Peneliti melihat informan keluarga ALT yang telah memberikan kesempatan kepada ALT untuk bersekolah dan kebetulan memiliki keluarga besar yang lengkap sehingga ALT terbiasa selain mengenal dan juga bersosialisasi dengan neneknya, kakeknya, sepupunya, bahkan keluarga yang bekerja di rumah. ALT memiliki kecenderungan untuk gampang bersosialisasi karena ALT pernah tinggal bersama kakek dan neneknya sementara kedua orang tunya bekerja.

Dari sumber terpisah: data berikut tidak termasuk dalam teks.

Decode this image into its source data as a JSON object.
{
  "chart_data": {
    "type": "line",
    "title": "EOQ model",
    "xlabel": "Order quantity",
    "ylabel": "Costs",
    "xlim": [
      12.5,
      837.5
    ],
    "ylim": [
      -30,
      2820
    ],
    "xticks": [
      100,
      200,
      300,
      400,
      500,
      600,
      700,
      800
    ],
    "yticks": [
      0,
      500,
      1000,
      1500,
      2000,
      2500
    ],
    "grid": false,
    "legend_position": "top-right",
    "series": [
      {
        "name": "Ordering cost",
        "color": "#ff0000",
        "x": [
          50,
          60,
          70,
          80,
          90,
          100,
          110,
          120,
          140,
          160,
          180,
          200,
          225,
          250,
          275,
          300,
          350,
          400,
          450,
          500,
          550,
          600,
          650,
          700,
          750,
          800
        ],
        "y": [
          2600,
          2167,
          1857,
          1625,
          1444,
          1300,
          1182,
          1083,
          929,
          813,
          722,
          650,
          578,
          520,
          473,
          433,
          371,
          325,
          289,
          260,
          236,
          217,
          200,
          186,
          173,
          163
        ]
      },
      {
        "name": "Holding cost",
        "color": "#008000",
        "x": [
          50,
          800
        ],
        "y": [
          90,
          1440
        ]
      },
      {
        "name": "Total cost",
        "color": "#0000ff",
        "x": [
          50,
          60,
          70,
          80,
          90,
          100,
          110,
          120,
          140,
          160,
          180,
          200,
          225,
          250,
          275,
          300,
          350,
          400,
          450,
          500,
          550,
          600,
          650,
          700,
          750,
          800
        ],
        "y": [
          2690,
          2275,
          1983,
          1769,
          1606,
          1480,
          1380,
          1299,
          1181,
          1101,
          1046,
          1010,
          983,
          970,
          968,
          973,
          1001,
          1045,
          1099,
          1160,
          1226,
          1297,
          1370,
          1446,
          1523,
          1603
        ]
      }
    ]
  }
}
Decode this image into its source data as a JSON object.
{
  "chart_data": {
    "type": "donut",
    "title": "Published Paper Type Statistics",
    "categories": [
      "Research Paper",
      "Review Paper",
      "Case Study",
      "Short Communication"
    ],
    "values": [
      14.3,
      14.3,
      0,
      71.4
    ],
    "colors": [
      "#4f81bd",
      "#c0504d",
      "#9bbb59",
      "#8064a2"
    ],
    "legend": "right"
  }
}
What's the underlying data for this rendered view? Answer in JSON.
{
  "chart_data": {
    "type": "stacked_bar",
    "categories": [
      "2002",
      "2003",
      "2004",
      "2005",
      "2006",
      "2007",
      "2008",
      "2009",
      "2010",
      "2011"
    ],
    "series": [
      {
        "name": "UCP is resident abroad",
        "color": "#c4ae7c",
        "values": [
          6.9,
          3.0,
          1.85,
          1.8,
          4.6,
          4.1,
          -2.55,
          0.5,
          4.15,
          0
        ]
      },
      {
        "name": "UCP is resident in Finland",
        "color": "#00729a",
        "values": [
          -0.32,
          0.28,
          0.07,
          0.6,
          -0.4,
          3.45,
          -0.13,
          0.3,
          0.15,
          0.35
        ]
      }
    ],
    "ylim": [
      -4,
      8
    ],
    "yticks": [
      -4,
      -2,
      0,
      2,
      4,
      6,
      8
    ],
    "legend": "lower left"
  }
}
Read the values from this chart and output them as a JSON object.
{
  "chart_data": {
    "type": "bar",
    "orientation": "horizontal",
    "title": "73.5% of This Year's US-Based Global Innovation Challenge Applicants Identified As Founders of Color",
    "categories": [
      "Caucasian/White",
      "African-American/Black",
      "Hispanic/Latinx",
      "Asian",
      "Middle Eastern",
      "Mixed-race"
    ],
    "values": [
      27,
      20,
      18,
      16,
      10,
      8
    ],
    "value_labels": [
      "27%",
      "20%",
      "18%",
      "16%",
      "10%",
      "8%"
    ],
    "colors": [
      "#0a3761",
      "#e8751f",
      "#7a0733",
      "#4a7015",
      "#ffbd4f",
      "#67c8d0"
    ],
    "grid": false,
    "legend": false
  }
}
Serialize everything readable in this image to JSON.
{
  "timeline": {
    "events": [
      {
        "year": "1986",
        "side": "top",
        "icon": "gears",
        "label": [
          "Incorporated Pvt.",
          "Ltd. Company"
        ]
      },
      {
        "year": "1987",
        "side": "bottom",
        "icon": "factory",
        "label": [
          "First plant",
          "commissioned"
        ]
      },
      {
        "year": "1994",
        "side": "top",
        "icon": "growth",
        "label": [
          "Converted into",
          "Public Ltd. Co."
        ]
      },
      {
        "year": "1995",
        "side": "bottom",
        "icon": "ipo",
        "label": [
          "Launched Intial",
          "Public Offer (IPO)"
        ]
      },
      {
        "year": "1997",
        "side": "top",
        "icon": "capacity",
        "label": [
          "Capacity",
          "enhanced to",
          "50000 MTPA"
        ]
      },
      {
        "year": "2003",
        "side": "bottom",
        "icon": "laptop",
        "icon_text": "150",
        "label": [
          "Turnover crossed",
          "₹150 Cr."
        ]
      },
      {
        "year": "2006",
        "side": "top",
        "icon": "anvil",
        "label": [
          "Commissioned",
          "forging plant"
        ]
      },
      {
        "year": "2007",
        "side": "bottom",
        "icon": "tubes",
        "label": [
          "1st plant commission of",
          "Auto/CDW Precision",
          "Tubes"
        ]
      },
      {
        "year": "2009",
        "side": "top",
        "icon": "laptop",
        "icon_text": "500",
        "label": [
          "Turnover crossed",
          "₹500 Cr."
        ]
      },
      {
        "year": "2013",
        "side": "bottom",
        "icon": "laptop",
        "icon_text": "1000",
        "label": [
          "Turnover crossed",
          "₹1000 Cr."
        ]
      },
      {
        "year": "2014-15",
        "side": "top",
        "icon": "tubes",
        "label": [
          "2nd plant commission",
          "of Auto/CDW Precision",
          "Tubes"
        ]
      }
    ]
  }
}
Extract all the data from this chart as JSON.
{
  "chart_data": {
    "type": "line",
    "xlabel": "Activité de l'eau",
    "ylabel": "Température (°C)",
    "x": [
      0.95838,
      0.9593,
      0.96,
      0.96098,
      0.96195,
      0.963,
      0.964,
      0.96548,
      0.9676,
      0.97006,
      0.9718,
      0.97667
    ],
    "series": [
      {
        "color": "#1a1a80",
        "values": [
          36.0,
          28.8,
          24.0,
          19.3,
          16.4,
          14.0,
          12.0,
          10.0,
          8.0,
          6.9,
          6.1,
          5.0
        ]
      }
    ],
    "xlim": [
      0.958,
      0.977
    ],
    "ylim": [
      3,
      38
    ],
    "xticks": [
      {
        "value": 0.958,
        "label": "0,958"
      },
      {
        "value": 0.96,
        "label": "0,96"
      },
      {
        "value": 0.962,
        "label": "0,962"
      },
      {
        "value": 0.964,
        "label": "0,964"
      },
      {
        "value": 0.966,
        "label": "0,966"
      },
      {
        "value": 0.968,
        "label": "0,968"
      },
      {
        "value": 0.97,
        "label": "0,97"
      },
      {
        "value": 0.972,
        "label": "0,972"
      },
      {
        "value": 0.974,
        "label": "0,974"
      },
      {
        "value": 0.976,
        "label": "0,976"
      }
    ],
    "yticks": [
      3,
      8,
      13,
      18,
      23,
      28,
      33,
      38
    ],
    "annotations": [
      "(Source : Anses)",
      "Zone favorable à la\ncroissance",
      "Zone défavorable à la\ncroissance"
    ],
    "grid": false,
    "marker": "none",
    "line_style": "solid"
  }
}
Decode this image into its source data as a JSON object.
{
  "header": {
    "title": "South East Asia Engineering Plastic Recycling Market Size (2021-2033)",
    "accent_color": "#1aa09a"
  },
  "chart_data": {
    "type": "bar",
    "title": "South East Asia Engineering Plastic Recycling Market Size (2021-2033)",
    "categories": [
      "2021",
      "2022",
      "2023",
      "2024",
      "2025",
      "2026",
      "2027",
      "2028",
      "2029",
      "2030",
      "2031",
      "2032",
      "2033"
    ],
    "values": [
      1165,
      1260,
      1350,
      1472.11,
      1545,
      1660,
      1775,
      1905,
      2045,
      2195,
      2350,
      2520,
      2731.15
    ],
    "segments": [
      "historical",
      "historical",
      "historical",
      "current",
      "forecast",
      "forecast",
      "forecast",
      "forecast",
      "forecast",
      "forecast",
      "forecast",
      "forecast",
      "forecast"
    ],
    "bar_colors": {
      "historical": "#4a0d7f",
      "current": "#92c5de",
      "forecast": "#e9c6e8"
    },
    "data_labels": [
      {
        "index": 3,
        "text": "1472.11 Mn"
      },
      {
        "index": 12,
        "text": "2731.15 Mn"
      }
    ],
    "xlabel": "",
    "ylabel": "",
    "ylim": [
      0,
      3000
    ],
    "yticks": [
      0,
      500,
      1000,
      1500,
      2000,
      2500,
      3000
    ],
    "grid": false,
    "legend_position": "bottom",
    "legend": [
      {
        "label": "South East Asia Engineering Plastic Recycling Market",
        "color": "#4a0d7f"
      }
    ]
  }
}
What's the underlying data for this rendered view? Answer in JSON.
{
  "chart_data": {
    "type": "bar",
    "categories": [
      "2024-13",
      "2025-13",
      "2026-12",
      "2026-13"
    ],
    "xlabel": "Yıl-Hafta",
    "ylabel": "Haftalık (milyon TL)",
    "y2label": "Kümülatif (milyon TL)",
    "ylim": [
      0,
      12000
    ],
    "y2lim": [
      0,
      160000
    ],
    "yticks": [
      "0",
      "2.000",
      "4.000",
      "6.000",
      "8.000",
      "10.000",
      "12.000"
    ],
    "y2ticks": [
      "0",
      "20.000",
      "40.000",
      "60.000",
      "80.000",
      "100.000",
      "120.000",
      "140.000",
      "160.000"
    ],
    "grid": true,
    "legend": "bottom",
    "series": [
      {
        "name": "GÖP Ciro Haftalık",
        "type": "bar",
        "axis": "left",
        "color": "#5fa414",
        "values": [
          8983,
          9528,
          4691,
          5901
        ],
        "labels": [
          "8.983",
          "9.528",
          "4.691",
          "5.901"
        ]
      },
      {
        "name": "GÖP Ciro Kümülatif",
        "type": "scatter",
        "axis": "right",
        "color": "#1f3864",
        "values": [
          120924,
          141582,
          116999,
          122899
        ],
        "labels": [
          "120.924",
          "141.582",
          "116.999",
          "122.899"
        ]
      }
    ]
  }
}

Peneliti juga melihat ada upaya orang tua untuk memberikan kesempatan anaknya untuk bersosialisasi dengan tetangga di sekitar dan dengan orang luar. Hal ini sangatlah penting untuk melengkapi proses sosialisasi dan kebutuhan khusus untuknya sehingga orang-orang di sekitar tempat tinggal mengetahui untuk memposisikan anak berkebutuhan khusus itu seperti mengenalnya, mengajaknya dia berbicara, dan perlakuan sosialisasi lainnya. Hal ini dapat kita lihat bahwa di dalam sosiologi, sosialisasi sangat berpengaruh dalam kehidupan anak di dalam keluarga walaupun prosesnya mengalami tahapan-tahapan, dikarenakan keluarga merupakan kelompok sosial yang sangat besar pengaruhnya terhadap proses sosialisasi anak sebelum terjun ke kehidupan masyarakat.